I've been having trouble with novels lately, because they're all about novels.
Today I will use Python to download and save the novel called Tomatoes.
Need to prepare
Environmental use
- Python 3.8
- Pycharm 2023
Module usage
- requests
- re
- parcel
requests is a third-party module. Just win + R and enter cmd, and then enter the command pip install requests to install. The other two are built-in modules and do not need to be installed.

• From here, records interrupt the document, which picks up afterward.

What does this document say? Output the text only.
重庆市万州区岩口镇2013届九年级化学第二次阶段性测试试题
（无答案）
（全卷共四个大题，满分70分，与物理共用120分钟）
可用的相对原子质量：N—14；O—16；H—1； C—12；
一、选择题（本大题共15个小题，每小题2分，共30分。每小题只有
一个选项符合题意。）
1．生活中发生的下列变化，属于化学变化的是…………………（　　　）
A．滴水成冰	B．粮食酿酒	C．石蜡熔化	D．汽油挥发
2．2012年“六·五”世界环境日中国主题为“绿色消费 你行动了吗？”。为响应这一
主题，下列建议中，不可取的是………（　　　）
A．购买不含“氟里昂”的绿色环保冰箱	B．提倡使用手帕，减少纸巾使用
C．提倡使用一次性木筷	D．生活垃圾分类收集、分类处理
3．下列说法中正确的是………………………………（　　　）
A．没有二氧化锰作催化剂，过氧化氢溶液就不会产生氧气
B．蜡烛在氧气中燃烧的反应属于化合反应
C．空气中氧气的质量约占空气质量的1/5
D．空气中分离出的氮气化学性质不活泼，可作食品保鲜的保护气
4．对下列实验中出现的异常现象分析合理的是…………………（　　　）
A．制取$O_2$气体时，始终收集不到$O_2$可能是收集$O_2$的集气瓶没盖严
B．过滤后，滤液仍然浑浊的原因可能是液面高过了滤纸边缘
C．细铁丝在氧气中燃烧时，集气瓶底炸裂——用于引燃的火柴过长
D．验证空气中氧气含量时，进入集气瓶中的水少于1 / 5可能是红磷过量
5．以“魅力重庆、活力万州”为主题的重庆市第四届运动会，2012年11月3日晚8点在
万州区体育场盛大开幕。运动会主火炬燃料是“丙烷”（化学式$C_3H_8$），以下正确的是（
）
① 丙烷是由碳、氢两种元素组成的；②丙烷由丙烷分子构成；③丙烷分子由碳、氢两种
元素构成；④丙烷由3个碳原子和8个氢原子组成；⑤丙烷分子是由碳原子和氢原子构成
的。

If you don’t have software and pycharm permanent jihuo code, you can pick up the business card at the end of the article~
Source code
import requests
import re
import parsel
from prettytable import PrettyTable
from tqdm import tqdm
while True:
headers = {
'User-Agent':'Mozilla/5.0 (Windows NT 10.0; Win64; x64) AppleWebKit/537.36 (KHTML, like Gecko) Chrome/117.0.0.0 Safari/537.36'
}
key = input('请输入你要下载的小说: 输入00退出 ')
if key == '00':
break
tb = PrettyTable()
tb.field_names = ['序号', '书名', '作者', '类型', '最新章节', 'ID']
num = 0
info = []
print('正在检索中, 请稍后.....')
for page in tqdm(range(30)):
search_url = 'https://大家自己替换一下地址.com/api/author/search/search_book/v1'
search_params = {
'filter': '127,127,127,127',
'page_count': '10',
'page_index': page,
'query_type': '0',
'query_word': key,
}
search_data = requests.get(url=search_url, params=search_params, headers=headers).json()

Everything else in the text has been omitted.